L’échange a pris un tournant plus personnel lorsqu’Élodie Papin, étudiante à l’École des affaires internationales de Sciences Po (PSIA), a posé au président une question fondamentale : “Et vous, comment allez-vous ?”. “Je donne tout ce que je possède : mon travail, ma vie, mon temps, mon cerveau, mon désir de vivre, pour que nos enfants et petits-enfants, mais aussi ma femme, mes amis, puissent vivre,” a-t-il répondu. Et plus loin, insistant sur l’horreur des crimes commis en Ukraine : “Quel que soit le mal que j’ai vu, je voudrais rester humain, un homme qui réfléchit.”

À l’issue d’une heure d’échange et de dialogue, les étudiants réunis dans les amphithéâtres en sont sortis visiblement très émus. “Pour moi, il est clair que les étudiants français sont profondément touchés par la guerre en Ukraine,” explique Maryna Dyndo, étudiante ukrainienne accueillie en échange à Sciences Po : “Ces jeunes sont des acteurs de changement en France et, à mon avis, ils peuvent avoir un impact énorme sur le gouvernement et sur sa politique.”
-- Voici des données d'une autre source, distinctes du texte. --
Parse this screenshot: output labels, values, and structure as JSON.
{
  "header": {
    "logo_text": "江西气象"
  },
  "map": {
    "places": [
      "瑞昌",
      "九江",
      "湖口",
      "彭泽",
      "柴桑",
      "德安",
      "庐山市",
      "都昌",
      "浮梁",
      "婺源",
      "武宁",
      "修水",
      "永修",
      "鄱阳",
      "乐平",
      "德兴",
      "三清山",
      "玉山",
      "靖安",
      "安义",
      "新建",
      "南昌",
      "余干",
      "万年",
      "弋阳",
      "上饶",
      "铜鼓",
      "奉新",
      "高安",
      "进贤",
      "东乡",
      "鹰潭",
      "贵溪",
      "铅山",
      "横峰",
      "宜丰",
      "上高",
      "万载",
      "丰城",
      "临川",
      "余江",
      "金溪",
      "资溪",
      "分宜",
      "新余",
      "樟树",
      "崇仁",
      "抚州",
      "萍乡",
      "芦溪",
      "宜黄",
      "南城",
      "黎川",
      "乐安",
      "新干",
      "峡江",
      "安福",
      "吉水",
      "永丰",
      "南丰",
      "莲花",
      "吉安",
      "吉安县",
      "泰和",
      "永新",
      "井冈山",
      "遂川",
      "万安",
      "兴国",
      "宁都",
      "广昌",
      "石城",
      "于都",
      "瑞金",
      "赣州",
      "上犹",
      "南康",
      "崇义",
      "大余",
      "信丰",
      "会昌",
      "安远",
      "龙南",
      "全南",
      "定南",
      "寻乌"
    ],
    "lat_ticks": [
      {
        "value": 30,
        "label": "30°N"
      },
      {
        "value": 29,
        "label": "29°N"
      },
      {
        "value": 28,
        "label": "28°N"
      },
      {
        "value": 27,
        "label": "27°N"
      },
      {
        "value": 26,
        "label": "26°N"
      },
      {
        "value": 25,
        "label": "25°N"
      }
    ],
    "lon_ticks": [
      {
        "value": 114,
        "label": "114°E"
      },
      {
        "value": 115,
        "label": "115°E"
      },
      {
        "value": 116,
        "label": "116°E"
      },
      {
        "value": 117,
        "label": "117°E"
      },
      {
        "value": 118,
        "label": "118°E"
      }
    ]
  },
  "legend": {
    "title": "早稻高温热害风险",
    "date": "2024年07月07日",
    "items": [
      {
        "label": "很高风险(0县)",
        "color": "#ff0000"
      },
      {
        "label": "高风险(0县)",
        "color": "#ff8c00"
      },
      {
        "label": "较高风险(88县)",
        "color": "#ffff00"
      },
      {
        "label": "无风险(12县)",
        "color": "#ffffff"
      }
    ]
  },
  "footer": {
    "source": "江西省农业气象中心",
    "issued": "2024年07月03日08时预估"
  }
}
Dans ce dialogue, la plupart ont entendu l’appel d’un jeune président à la mobilisation de la jeunesse européenne : “Nous avons entendu un appel clair du président Zelensky sur le pouvoir que nous avons, en tant qu'étudiants en France et dans les universités françaises, d'influencer les événements sur le terrain et l'issue de la guerre,” conclut Eli Scher-Zagier, étudiant en International Security à PSIA et co-fondateur du Sciences Po Ukraine Support Group : “Il a parlé avec beaucoup d'émotion de la jeunesse ukrainienne, des gens du même âge que nous, qui prennent les armes pour défendre leur pays contre les envahisseurs… Il a dit qu'il avait une plus grande ténacité à agir parce qu'il est un leader plus jeune, et je pense qu’il en est de même pour nous, étudiants : nous avons une plus grande volonté, mais nous devons être courageux et prêts à pousser les limites de l'action et responsabiliser nos universités, nos institutions et nos représentants.”

Article rédigé avec la contribution d’Hannah Pedone, étudiante à l’École des affaires internationales de Sciences Po.